Connect Four Over Colorado

Doc snapped this aerial photo from his window seat. It depicts “farms with center-fed irrigation, in the San Luis Valley of Colorado”. It immediately reminded me of a childhood game, Connect Four:

Speaking of flying, Doc recently posted a flight hacker’s guide, which travelers may find useful.

UPDATE: Thinking about this, did anybody else notice that they’re wasting a bunch of space for each circle-in-a-square? Roughly 22%, if I’m not incorrect. Mind you, water is surely a scarcer resource than land, so I’m sure the circles are a wiser approach. And maybe they grow some low-water crop in the extra 22%?

7 comments

  1. Perhaps the corners could be left for native vegetation/wildlife. Although I realize thats idealistic & unlikely.

  2. That does seem a little wasteful.

    On a side note, the geek in me worked out the actual numbers and it’s closer to 21.5%.

    Square area = 2 x 2 = 4
    Circle area = pi x 1 = 3.14159…

    4 – 3.14159… = 0.85841
    0.85841/4 = 0.2146 = ~21.5%

  3. Is it just me, or could they reduce that 21.46% by offsetting the rows and overlapping the uncultivated areas of the squares. But then again, the uncultivated areas between squares can be used for transporting machinery to each square. If they overlapped, that would result in crop damage when the farmers need to transport machinery to a square with no road access, which would be pretty much all of them.

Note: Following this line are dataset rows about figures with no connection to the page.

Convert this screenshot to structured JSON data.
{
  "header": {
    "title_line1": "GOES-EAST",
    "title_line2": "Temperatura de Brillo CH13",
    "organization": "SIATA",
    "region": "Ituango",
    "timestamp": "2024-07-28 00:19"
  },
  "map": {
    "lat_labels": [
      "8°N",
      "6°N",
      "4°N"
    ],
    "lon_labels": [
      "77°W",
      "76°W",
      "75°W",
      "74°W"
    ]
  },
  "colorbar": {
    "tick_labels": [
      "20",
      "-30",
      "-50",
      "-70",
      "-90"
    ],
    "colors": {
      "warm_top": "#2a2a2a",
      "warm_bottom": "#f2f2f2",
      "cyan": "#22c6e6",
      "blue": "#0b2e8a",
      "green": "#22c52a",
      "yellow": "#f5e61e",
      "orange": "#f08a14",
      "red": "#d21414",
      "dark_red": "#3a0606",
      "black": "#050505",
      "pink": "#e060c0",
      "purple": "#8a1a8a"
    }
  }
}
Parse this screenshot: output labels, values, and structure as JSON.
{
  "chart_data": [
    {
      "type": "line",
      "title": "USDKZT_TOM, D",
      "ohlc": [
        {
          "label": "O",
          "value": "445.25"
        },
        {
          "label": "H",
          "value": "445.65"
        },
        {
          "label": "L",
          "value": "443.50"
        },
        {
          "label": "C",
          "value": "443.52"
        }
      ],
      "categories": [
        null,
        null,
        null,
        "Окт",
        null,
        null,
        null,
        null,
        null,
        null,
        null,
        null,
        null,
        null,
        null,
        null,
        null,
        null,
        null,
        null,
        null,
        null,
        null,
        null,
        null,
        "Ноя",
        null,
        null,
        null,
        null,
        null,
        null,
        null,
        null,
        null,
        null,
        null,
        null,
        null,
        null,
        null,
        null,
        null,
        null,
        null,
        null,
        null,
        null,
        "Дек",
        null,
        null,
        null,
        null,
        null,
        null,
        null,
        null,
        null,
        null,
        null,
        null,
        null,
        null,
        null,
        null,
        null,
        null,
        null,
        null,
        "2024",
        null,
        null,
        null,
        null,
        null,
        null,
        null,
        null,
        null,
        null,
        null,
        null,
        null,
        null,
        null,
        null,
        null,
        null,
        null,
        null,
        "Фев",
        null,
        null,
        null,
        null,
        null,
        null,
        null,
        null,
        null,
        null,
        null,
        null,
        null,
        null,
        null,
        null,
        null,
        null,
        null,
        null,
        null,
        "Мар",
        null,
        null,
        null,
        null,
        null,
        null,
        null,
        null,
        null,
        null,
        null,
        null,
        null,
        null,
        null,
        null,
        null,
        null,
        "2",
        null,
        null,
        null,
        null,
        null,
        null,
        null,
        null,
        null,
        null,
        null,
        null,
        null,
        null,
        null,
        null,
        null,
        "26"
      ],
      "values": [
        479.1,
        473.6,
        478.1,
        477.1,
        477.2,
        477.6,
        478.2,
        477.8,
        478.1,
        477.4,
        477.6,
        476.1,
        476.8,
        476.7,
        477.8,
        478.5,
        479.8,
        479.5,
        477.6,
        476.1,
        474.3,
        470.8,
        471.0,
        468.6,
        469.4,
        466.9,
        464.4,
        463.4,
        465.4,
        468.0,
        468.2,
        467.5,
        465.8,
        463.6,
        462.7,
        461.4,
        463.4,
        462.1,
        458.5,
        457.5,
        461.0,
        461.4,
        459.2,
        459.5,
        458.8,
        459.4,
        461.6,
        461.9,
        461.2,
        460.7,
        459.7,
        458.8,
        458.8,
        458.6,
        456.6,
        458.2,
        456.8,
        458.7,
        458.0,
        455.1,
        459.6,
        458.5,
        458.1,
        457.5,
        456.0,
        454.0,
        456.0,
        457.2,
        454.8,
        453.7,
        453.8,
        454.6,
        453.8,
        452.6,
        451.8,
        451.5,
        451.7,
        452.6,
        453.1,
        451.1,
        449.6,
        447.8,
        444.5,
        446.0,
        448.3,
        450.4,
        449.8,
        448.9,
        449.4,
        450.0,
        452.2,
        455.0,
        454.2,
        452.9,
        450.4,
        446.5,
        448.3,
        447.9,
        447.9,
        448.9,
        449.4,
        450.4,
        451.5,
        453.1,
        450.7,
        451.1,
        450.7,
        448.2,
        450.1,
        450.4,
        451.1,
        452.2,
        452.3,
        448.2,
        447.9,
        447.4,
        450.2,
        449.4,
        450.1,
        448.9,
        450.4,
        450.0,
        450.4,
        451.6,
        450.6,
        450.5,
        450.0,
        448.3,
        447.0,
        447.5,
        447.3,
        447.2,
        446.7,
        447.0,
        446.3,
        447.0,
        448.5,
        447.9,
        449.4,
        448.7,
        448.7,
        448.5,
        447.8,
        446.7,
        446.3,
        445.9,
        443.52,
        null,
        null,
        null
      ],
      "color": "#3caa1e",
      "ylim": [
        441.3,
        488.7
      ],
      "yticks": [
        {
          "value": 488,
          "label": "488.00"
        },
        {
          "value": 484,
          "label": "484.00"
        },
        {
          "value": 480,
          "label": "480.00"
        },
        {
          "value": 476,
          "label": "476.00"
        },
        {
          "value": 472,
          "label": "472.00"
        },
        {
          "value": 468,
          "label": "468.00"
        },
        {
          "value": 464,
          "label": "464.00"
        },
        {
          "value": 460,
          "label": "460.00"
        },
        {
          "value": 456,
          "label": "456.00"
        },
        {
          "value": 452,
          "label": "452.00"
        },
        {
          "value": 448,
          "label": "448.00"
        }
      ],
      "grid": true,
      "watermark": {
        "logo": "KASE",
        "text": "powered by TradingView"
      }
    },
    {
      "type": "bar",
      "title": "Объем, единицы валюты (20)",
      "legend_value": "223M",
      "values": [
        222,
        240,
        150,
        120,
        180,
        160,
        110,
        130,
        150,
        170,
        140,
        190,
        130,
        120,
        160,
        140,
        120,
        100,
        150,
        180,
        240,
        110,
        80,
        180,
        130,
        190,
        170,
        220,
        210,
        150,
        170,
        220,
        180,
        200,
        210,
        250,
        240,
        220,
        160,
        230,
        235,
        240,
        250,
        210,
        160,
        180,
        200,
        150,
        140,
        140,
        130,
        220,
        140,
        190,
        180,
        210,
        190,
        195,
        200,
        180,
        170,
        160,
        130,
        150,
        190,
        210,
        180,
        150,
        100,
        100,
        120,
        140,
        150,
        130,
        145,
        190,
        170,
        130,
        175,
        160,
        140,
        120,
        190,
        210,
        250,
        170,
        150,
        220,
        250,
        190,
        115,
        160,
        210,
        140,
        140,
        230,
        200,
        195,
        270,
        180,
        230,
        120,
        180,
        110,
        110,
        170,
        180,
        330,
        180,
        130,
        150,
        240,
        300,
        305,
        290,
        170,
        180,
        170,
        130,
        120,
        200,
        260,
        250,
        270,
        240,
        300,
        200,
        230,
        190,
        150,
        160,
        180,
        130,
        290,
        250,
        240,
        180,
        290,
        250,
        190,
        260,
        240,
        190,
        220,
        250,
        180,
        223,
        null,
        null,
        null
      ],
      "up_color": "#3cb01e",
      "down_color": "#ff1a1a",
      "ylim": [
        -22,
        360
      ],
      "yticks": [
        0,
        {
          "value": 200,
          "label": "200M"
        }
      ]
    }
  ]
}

  4. I’m pretty sure there’s a servo-controlled end-of-pivot sprinkler design that can square up the circle, but apparently the cost/benefit doesn’t make it an obvious buy and install.

    If you “fly” around, you can find places where (semi-)circles are offset to make a less wasteful fit, but ease of surveying and road-building (and driving a tractor) on a grid makes that the default pattern.

  5. Actually, you can see some of the fields in Doc’s pictures have their corners irrigated, and the fallow corners greatly reduced. I’d guess the “hard circles” are on their gradual way out.

  6. Thankyou for posting these pics, I was on google earth researching land when I saw the crop “circles”, I showed my husband because he has never seen them but I had quite a few times travel by plane. It was nice to show him something different that he would believe.